Interestingly, privacy by design is not a novel concept. It was introduced by Cavoukian in the 90’s as “the philosophy and methodology of embedding privacy into the design specifications of information technologies, business practices, and networked infrastructures as a core functionality.”⁸ There are seven foundational principles⁹ underlying the concept as defined by her, namely –

• Proactive not reactive; preventative not remedial: requires proactive measures to prevent privacy harms from occurring.
• Privacy as the default: wherever possible the individual must be delinked with their personal information. This concept also includes the principle that the collection of personal information must be lawful, fair and necessary for a specified purpose.
• Privacy embedded into design: requires hat privacy must be integrated with the architecture of technology in a creative and holistic manner.
• Full functionality – positive sum – not zero sum: there should not be any undesirable tradeoff’s between privacy and legitimate interests. Privacy and functionality must be seen as complementary to each other.
• End to End Protection: privacy must be consistently protected throughout the lifecycle of personal information.
• Visibility and transparency: requires that technology and business practices are operating as per specified promises and objectives, subject to independent verification.
• Respect for user privacy: requires that user privacy must be prioritised and user friendly options must be provided to exercise control over personal information.

It is now a mandate under the EU General Data Protection Regulation that has set a high standard through Article 25. Following which, other jurisdictions have also begun to incorporate similar principles. For instance, Section 24 of the Singapore’s Personal Data Protection Act requires that organisations must implement reasonable security measures and data protection policies. PDPC Singapore’s Guide to Accountability¹⁰ and Guide to Developing Data Protection Management Programme¹¹ encourage businesses to integrate privacy into their processes throughout the data lifecycle which is essentially a soft version of privacy by design. Similarly, though the California Privacy Rights Act and the California Consumer Privacy Act do not contain an explicit privacy by design mandate they contain mandates for opt – in mechanisms, data minimization, and regular risk assessments. India’s DPDPA also does not contain an explicit mandate of privacy by design and by default. However, it does require data fiduciaries to implement “reasonable security safeguards” to prevent personal data breaches under Section 8(5) and to only collect data which is “necessary for a specified purpose” under Section 6. These obligations imply a duty to embed privacy into data processing systems and decisions. Therefore, a systemic and proactive approach towards integrating privacy into the technological architecture would ensure compliance with DPDPA. Further, MeitY’s Report on AI Governance Guidelines Development emphasise upon the principles of transparency, accountability, robustness, privacy and security, and particularly digital by design governance.¹² This would naturally include privacy by design and by default.

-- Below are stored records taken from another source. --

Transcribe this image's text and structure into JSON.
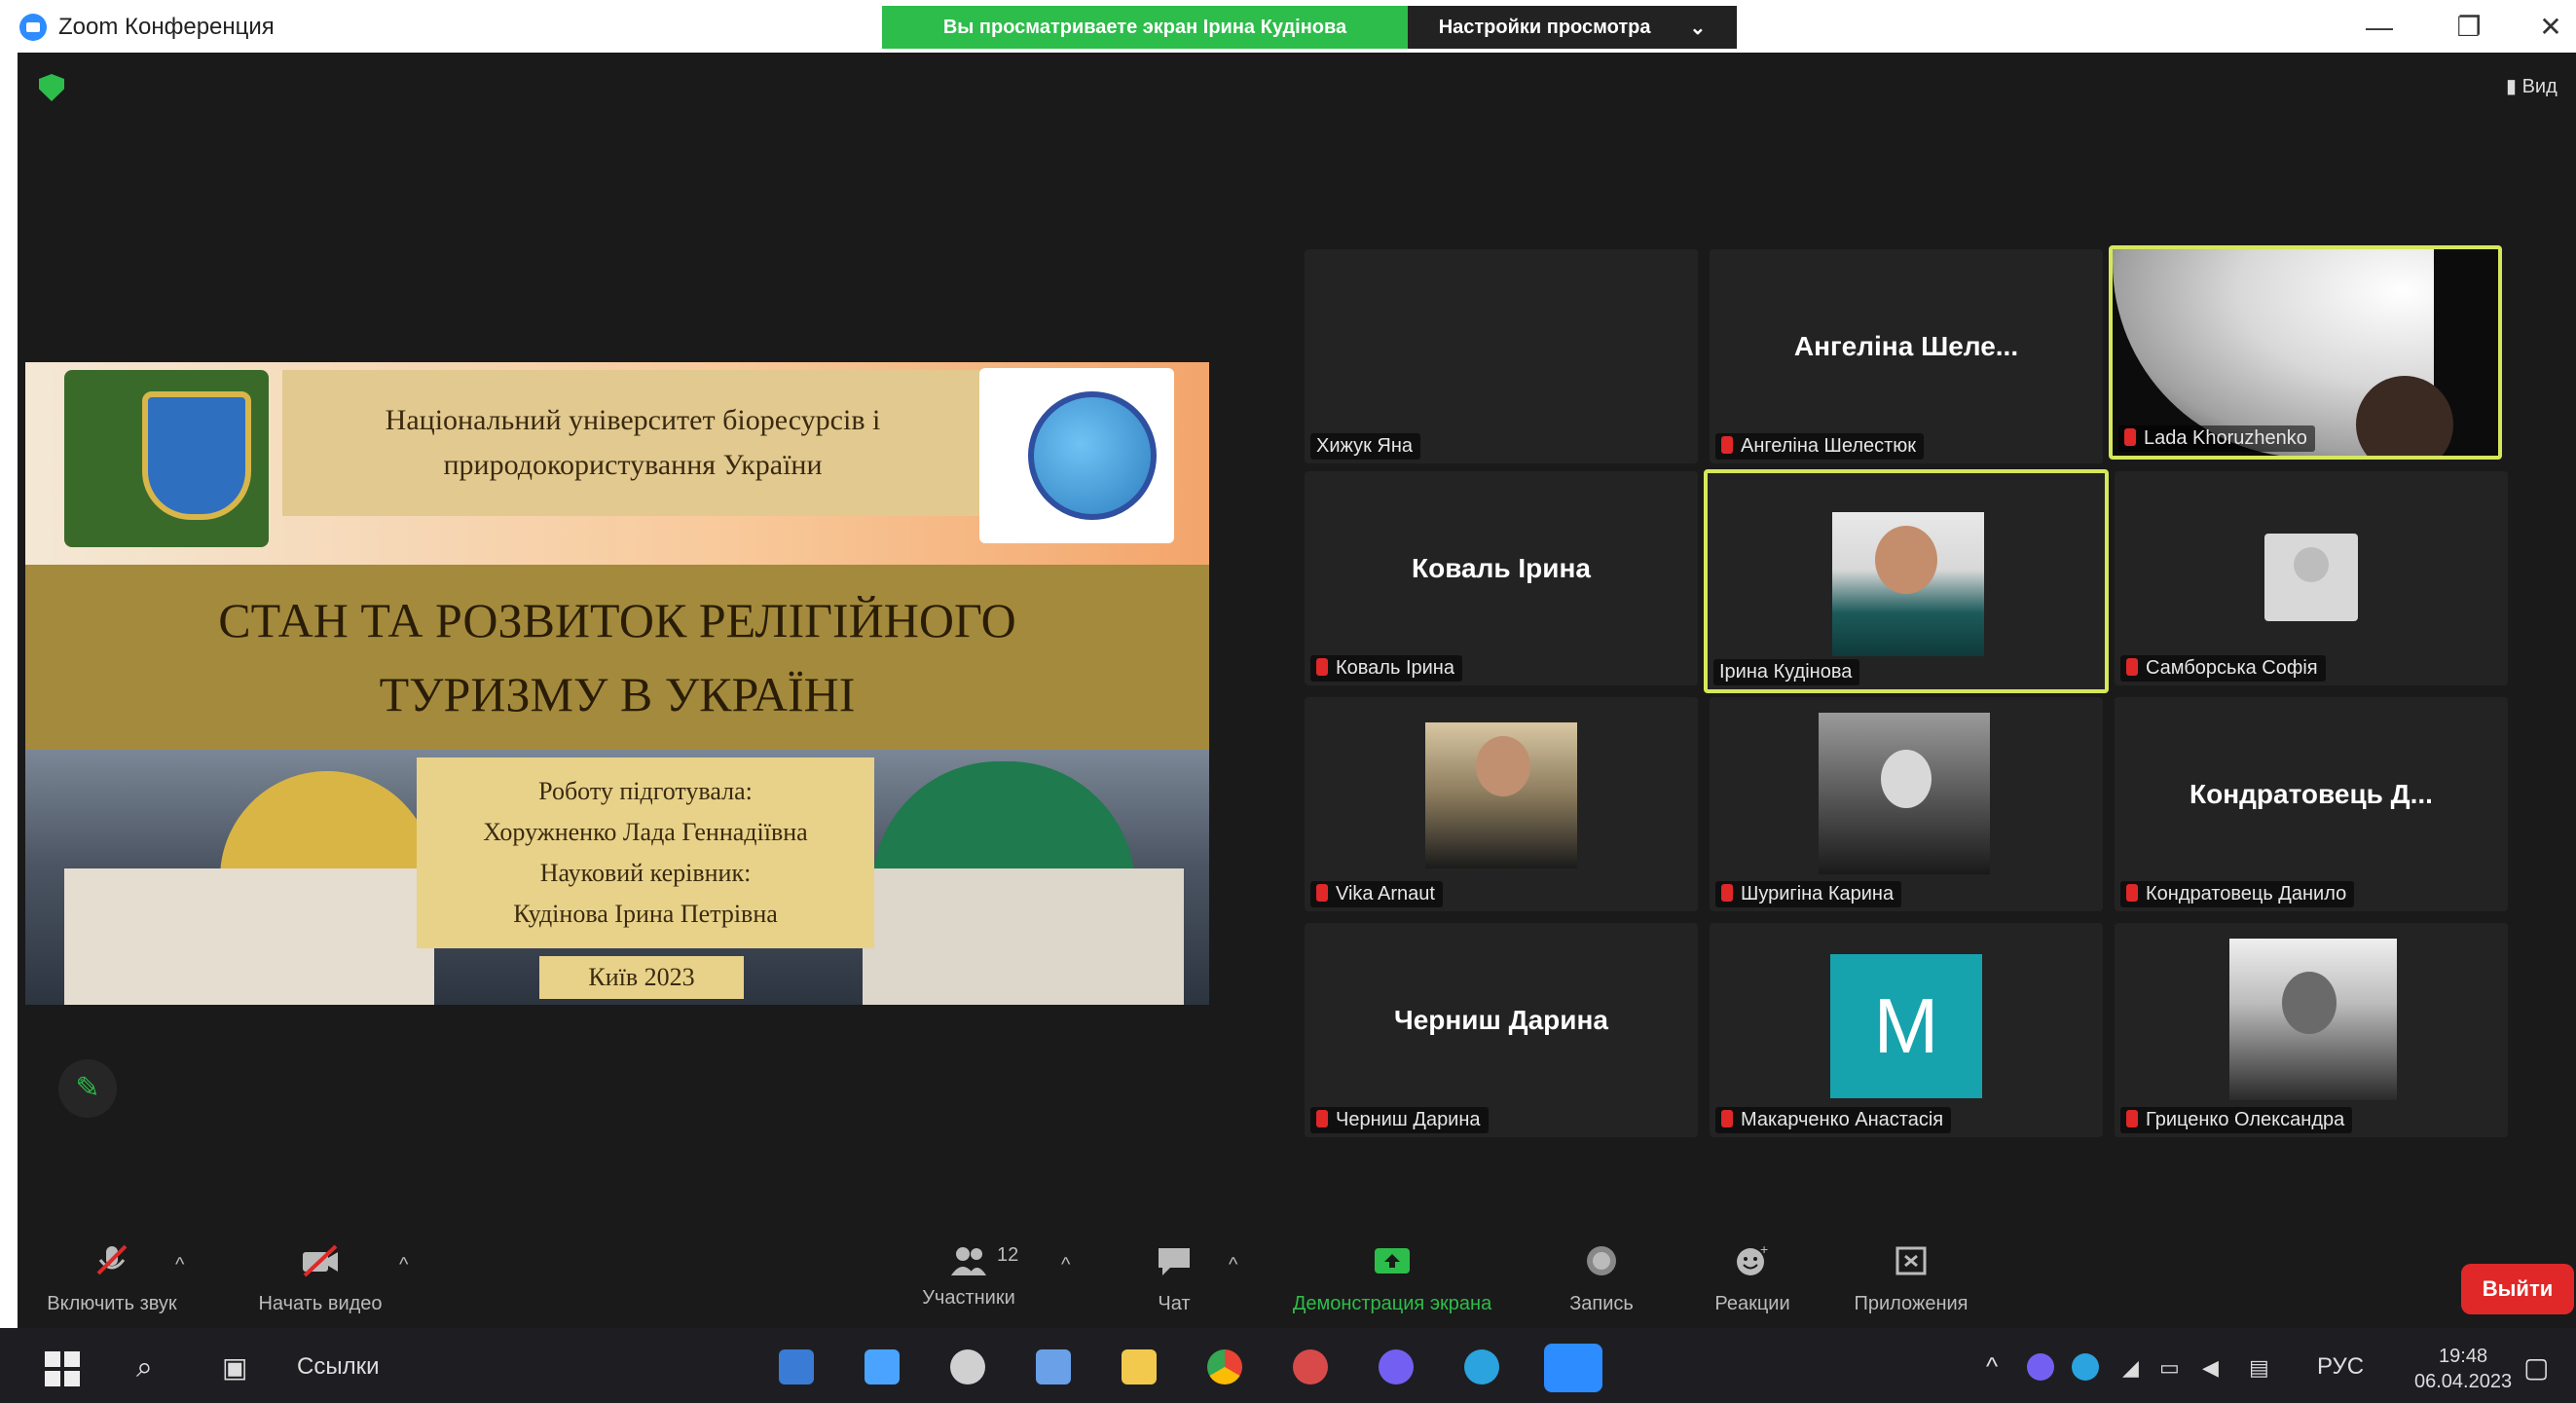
{
  "window": {
    "title": "Zoom Конференция",
    "minimize": "—",
    "restore": "❐",
    "close": "✕"
  },
  "share_banner": {
    "text": "Вы просматриваете экран Ірина Кудінова",
    "view_options": "Настройки просмотра",
    "view_options_caret": "⌄"
  },
  "view_toggle": "Вид",
  "slide": {
    "university": [
      "Національний університет біоресурсів і",
      "природокористування України"
    ],
    "title": [
      "СТАН ТА РОЗВИТОК РЕЛІГІЙНОГО",
      "ТУРИЗМУ В УКРАЇНІ"
    ],
    "authors": [
      "Роботу підготувала:",
      "Хоружненко Лада Геннадіївна",
      "Науковий керівник:",
      "Кудінова Ірина Петрівна"
    ],
    "city_year": "Київ 2023"
  },
  "participants": [
    {
      "display": "",
      "label": "Хижук Яна",
      "muted": false,
      "active": false,
      "avatar": "none"
    },
    {
      "display": "Ангеліна Шеле...",
      "label": "Ангеліна Шелестюк",
      "muted": true,
      "active": false,
      "avatar": "none"
    },
    {
      "display": "",
      "label": "Lada Khoruzhenko",
      "muted": true,
      "active": true,
      "avatar": "video"
    },
    {
      "display": "Коваль Ірина",
      "label": "Коваль Ірина",
      "muted": true,
      "active": false,
      "avatar": "none"
    },
    {
      "display": "",
      "label": "Ірина Кудінова",
      "muted": false,
      "active": true,
      "avatar": "photo"
    },
    {
      "display": "",
      "label": "Самборська Софія",
      "muted": true,
      "active": false,
      "avatar": "default"
    },
    {
      "display": "",
      "label": "Vika Arnaut",
      "muted": true,
      "active": false,
      "avatar": "photo"
    },
    {
      "display": "",
      "label": "Шуригіна Карина",
      "muted": true,
      "active": false,
      "avatar": "photo-bw"
    },
    {
      "display": "Кондратовець Д...",
      "label": "Кондратовець Данило",
      "muted": true,
      "active": false,
      "avatar": "none"
    },
    {
      "display": "Черниш Дарина",
      "label": "Черниш Дарина",
      "muted": true,
      "active": false,
      "avatar": "none"
    },
    {
      "display": "",
      "label": "Макарченко Анастасія",
      "muted": true,
      "active": false,
      "avatar": "letter",
      "letter": "M"
    },
    {
      "display": "",
      "label": "Гриценко Олександра",
      "muted": true,
      "active": false,
      "avatar": "photo-bw"
    }
  ],
  "toolbar": {
    "unmute": "Включить звук",
    "start_video": "Начать видео",
    "participants": "Участники",
    "participants_count": "12",
    "chat": "Чат",
    "share_screen": "Демонстрация экрана",
    "record": "Запись",
    "reactions": "Реакции",
    "apps": "Приложения",
    "leave": "Выйти",
    "caret": "^"
  },
  "taskbar": {
    "search_label": "Ссылки",
    "language": "РУС",
    "time": "19:48",
    "date": "06.04.2023"
  },
  "colors": {
    "green": "#2dbd4a",
    "active_border": "#d6e85a",
    "leave": "#e02828",
    "muted": "#e02828"
  }
}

As India begins implementing the DPDPA, the Data Protection Board of India would have a major role in shaping how privacy is protected. A powerful step that it may take is to encourage the adoption of privacy by design and by default through its codes of practice. This would mean that privacy would be a part of how systems are built from the start and not something that is addressed when there is a complaint. It is especially important for protecting people who may not fully understand the risks of sharing their data, particularly children. It is also very important for processing that poses a high risk due to sensitivity of data or nature of its use. Further, as AI systems become more common in everything from credit scoring to hiring, privacy by design and by default can mitigate the risk of unfair decisions or misuse of data. Its adoption would therefore give people greater confidence that their data is handled responsibly.